On 29 November 2019, convicted murderer Steven Gallant was out on licence, attending an event about prisoner rehabilitation at London’s Fishmongers’ Hall at London Bridge. This was the day Usman Khan attacked.

Exercising considerable courage, Gallant and two other attendees – Darryn Frost, a communications manager for the Prison and Probation Service, and John Crilly, a former prisoner – restrained Khan using a fire extinguisher and a narwhal tusk, until police officers arrived and shot and killed the terrorist.

Khan had killed two people and injured two more, before Gallant, Frost and Crilly intervened. Gallant’s friend Jack Merritt was one of the dead.

Hudgell (and others) made representations to HM Prison and Probation Service, requesting a Royal pardon for Gallant.

The request was endorsed by the governor of Gallant’s prison, culminating in a Royal Prerogative of Mercy order being approved by the lord chancellor on behalf of the Queen.

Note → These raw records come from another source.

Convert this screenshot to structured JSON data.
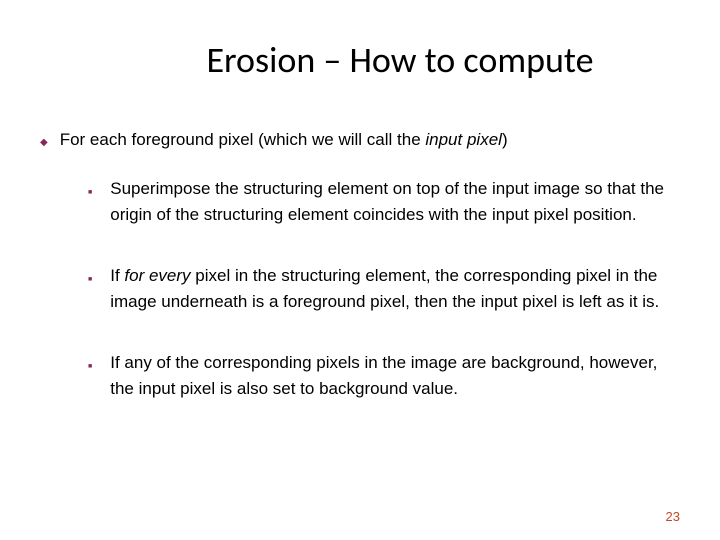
{
  "title": "Erosion – How to compute",
  "level1": {
    "pre": "For each foreground pixel (which we will call the ",
    "em": "input pixel",
    "post": ")"
  },
  "bullets": [
    "Superimpose the structuring element on top of the input image so that the origin of the structuring element coincides with the input pixel position.",
    {
      "pre": "If ",
      "em": "for every",
      "post": " pixel in the structuring element, the corresponding pixel in the image underneath is a foreground pixel, then the input pixel is left as it is."
    },
    "If any of the corresponding pixels in the image are background, however, the input pixel is also set to background value."
  ],
  "pageNumber": "23"
}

At the time, the Ministry of Justice said the pardon was granted ‘in recognition of (Gallant’s) exceptionally brave actions’.

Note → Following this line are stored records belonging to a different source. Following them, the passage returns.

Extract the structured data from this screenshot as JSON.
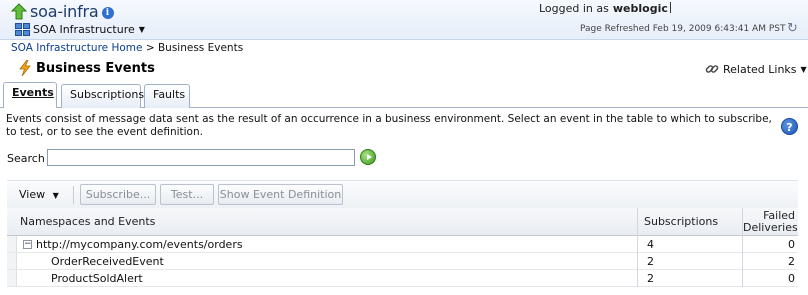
{
  "header": {
    "app_title": "soa-infra",
    "info_icon": "info-icon",
    "target_menu": "SOA Infrastructure",
    "logged_in_prefix": "Logged in as",
    "username": "weblogic",
    "page_refreshed": "Page Refreshed Feb 19, 2009 6:43:41 AM PST"
  },
  "breadcrumb": {
    "home": "SOA Infrastructure Home",
    "separator": ">",
    "current": "Business Events"
  },
  "page": {
    "title": "Business Events",
    "related_links": "Related Links"
  },
  "tabs": [
    {
      "label": "Events",
      "active": true
    },
    {
      "label": "Subscriptions",
      "active": false
    },
    {
      "label": "Faults",
      "active": false
    }
  ],
  "description": "Events consist of message data sent as the result of an occurrence in a business environment. Select an event in the table to which to subscribe, to test, or to see the event definition.",
  "search": {
    "label": "Search",
    "value": ""
  },
  "toolbar": {
    "view": "View",
    "subscribe": "Subscribe...",
    "test": "Test...",
    "show_definition": "Show Event Definition"
  },
  "table": {
    "columns": {
      "name": "Namespaces and Events",
      "subscriptions": "Subscriptions",
      "failed_line1": "Failed",
      "failed_line2": "Deliveries"
    },
    "rows": [
      {
        "name": "http://mycompany.com/events/orders",
        "subscriptions": "4",
        "failed": "0",
        "expanded": true
      },
      {
        "name": "OrderReceivedEvent",
        "subscriptions": "2",
        "failed": "2"
      },
      {
        "name": "ProductSoldAlert",
        "subscriptions": "2",
        "failed": "0"
      }
    ]
  },
  "colors": {
    "header_bg": "#e6eefa",
    "link": "#0b3f8f",
    "go_green": "#3e9a22",
    "help_blue": "#1d56b8"
  }
}
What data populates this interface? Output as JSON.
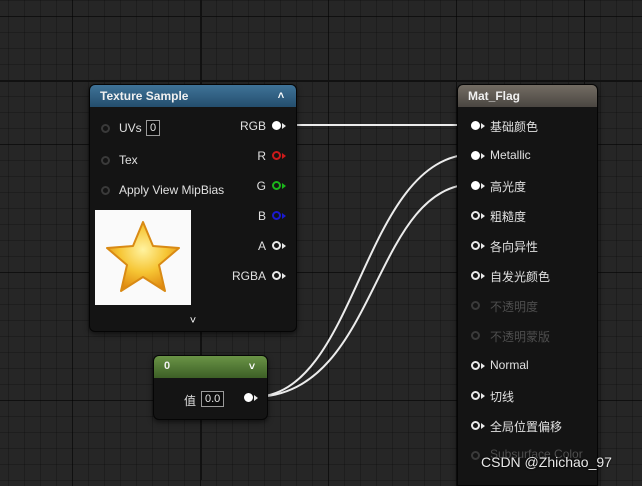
{
  "texture_node": {
    "title": "Texture Sample",
    "inputs": [
      {
        "label": "UVs",
        "value": "0"
      },
      {
        "label": "Tex"
      },
      {
        "label": "Apply View MipBias"
      }
    ],
    "outputs": [
      "RGB",
      "R",
      "G",
      "B",
      "A",
      "RGBA"
    ],
    "preview": "star-texture"
  },
  "constant_node": {
    "title": "0",
    "param_label": "值",
    "param_value": "0.0"
  },
  "material_node": {
    "title": "Mat_Flag",
    "inputs": [
      {
        "label": "基础颜色",
        "enabled": true
      },
      {
        "label": "Metallic",
        "enabled": true
      },
      {
        "label": "高光度",
        "enabled": true
      },
      {
        "label": "粗糙度",
        "enabled": true
      },
      {
        "label": "各向异性",
        "enabled": true
      },
      {
        "label": "自发光颜色",
        "enabled": true
      },
      {
        "label": "不透明度",
        "enabled": false
      },
      {
        "label": "不透明蒙版",
        "enabled": false
      },
      {
        "label": "Normal",
        "enabled": true
      },
      {
        "label": "切线",
        "enabled": true
      },
      {
        "label": "全局位置偏移",
        "enabled": true
      },
      {
        "label": "Subsurface Color",
        "enabled": false
      }
    ]
  },
  "watermark": "CSDN @Zhichao_97",
  "colors": {
    "texture_header": "#2f6288",
    "material_header": "#5e5852",
    "constant_header": "#557c36",
    "wire": "#ffffff",
    "pin_r": "#cc1a1a",
    "pin_g": "#1bb51b",
    "pin_b": "#1a1ad0"
  }
}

This was the first time a Royal pardon had been granted since 2013, when Alan Turing was granted a posthumous pardon for a 1952 conviction for gross indecency.

The mathematician, whose contribution towards breaking the Nazi Enigma code helped the Allied Forces secure victory in World War II, died by suicide in 1954.

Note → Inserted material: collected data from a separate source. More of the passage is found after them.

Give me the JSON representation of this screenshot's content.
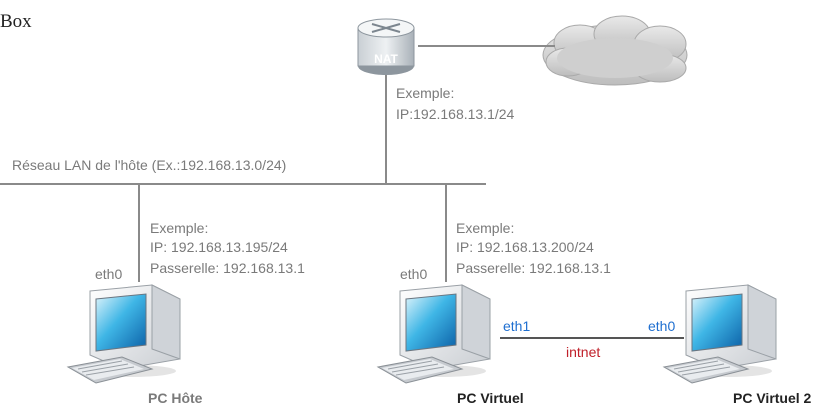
{
  "title_fragment": "Box",
  "router": {
    "label": "NAT"
  },
  "nat_info": {
    "line1": "Exemple:",
    "line2": "IP:192.168.13.1/24"
  },
  "lan": {
    "label": "Réseau LAN de l'hôte (Ex.:192.168.13.0/24)"
  },
  "host_info": {
    "line1": "Exemple:",
    "line2": "IP: 192.168.13.195/24",
    "line3": "Passerelle: 192.168.13.1"
  },
  "vm_info": {
    "line1": "Exemple:",
    "line2": "IP: 192.168.13.200/24",
    "line3": "Passerelle: 192.168.13.1"
  },
  "pc_host": {
    "iface": "eth0",
    "name": "PC Hôte"
  },
  "pc_virtual": {
    "iface_lan": "eth0",
    "iface_int": "eth1",
    "name": "PC Virtuel"
  },
  "pc_virtual2": {
    "iface": "eth0",
    "name": "PC Virtuel 2"
  },
  "internal_link": {
    "label": "intnet"
  },
  "colors": {
    "wire": "#8a8a8a",
    "interface_label": "#1f6fd0",
    "internal_network_label": "#c0202a",
    "router_body": "#9aa4ad"
  }
}
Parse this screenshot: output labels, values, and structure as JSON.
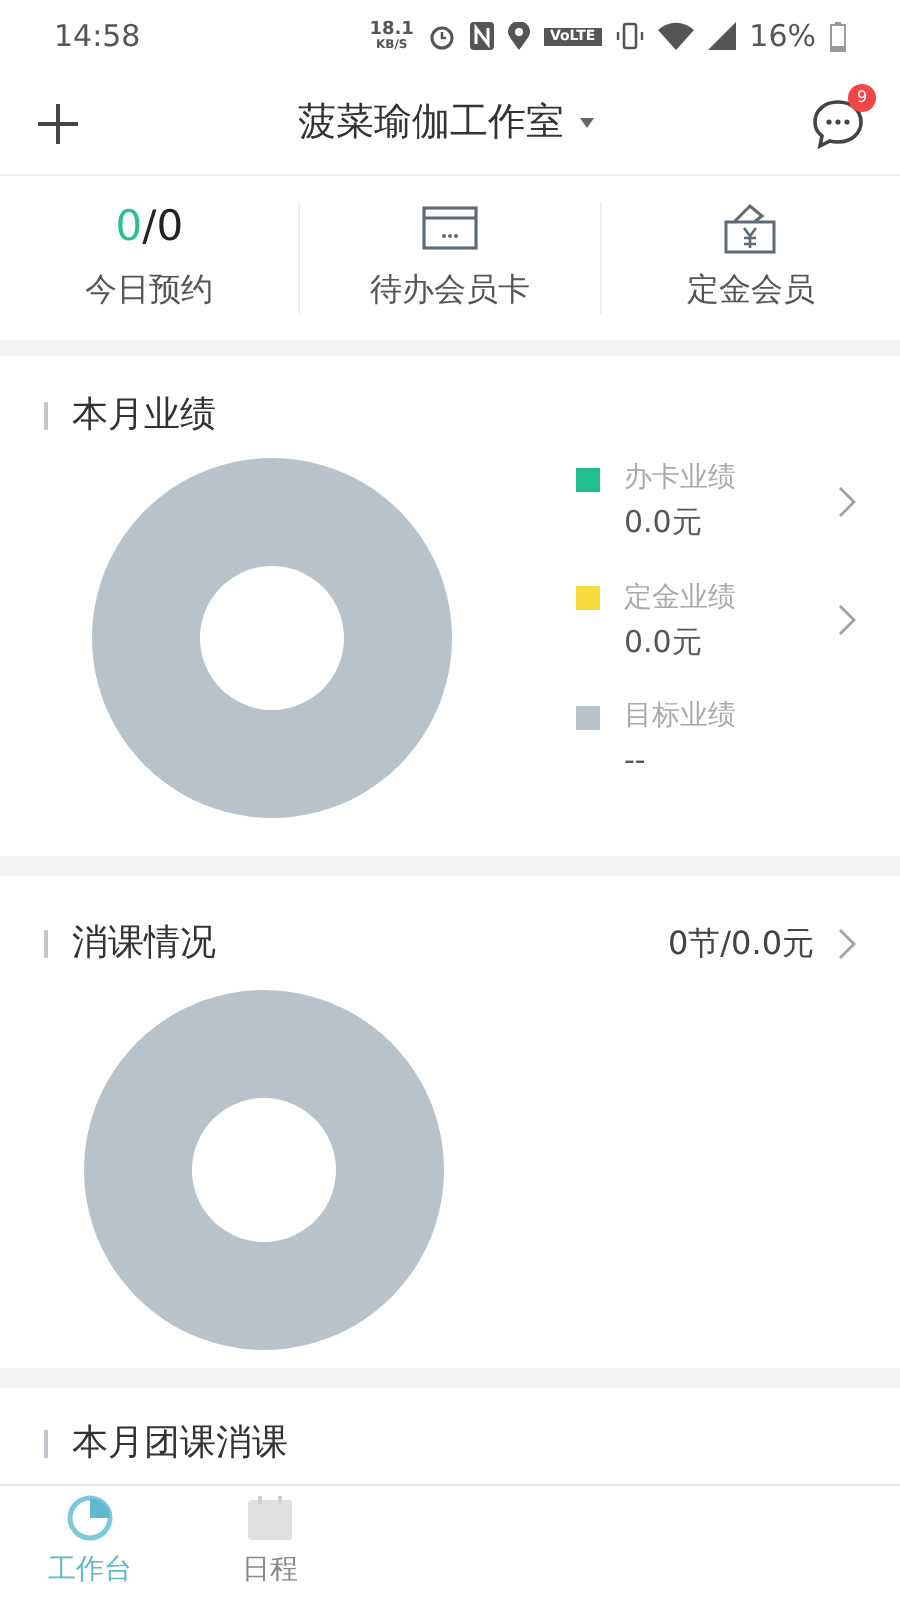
{
  "status_bar": {
    "time": "14:58",
    "speed": "18.1",
    "speed_unit": "KB/S",
    "network_badge": "VoLTE",
    "battery": "16%"
  },
  "header": {
    "title": "菠菜瑜伽工作室",
    "badge": "9"
  },
  "quick_actions": [
    {
      "kind": "count",
      "done": "0",
      "separator": "/",
      "total": "0",
      "label": "今日预约"
    },
    {
      "kind": "card",
      "label": "待办会员卡"
    },
    {
      "kind": "deposit",
      "label": "定金会员"
    }
  ],
  "performance": {
    "title": "本月业绩",
    "legend": [
      {
        "label": "办卡业绩",
        "value": "0.0元",
        "color": "#1fbf8f",
        "has_link": true
      },
      {
        "label": "定金业绩",
        "value": "0.0元",
        "color": "#f5dc3c",
        "has_link": true
      },
      {
        "label": "目标业绩",
        "value": "--",
        "color": "#b8c2c8",
        "has_link": false
      }
    ]
  },
  "classes": {
    "title": "消课情况",
    "summary": "0节/0.0元"
  },
  "group_classes": {
    "title": "本月团课消课"
  },
  "tab_bar": [
    {
      "label": "工作台",
      "selected": true
    },
    {
      "label": "日程",
      "selected": false
    }
  ]
}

Unlike Turing’s full pardon, the Royal Prerogative of Mercy granted to Gallant only brought his parole hearing forward by 10 months. On 21 June 2021, the Parole Board found that Gallant did not present a risk to the public, so he would be freed on licence.

For Hudgell, Gallant’s pardon was another triumph of justice in a long and illustrious career of ‘achieving settlements that enable people to get their lives back on track and look to the future’.

Hudgell

Neil Hudgell (left) at the inquest into the death of Welsh politican Carl Sargeant

Giving back

The Neil Hudgell Trust was established in 2012 to support local community and voluntary groups addressing social needs in the areas where Hudgell Solicitors has offices. It has donated more than £500,000 to support hundreds of worthy organisations and individuals.

 

‘Over the years we’ve developed strong, long-lasting partnerships with many of those we have supported, helping to ensure our work is not just short term, but that real legacies are left,’ says a spokeswoman for the trust.

 

Until 2016, the trust only offered small grants, designed to support a wide range of local projects and smaller charities. Then, in 2018, it started offering larger grants and partnered Hull Homeless Community Project, Simon On The Streets in Leeds and the West London Mission to launch the ‘Elephant in the Room’ campaign to confront the social inequality of homelessness. The trust donated £5,000 to each charity to help with their day-to-day work, and pledged ongoing support through fundraising, marketing and staff volunteering their time.

 

In 2019, Hudgell’s staff picked three children’s charities to benefit from the firm’s help. Special Stars in Hull, Candlelighters in Leeds and Coram in London each received a £5,000 donation from the firm, and Hudgell staff made themselves busy fundraising and volunteering to provide further help. This year Hudgells are supporting the Spinal Injuries Association with a commitment to help client and Manchester Arena bombing survivor Martin Hibbert reach his £1m fundraising target, as he embarks on the challenge of a lifetime in climbing Mount Kilimanjaro. They have pledged to help Martin through a series of fundraising events that will be held before the climb in June 2022.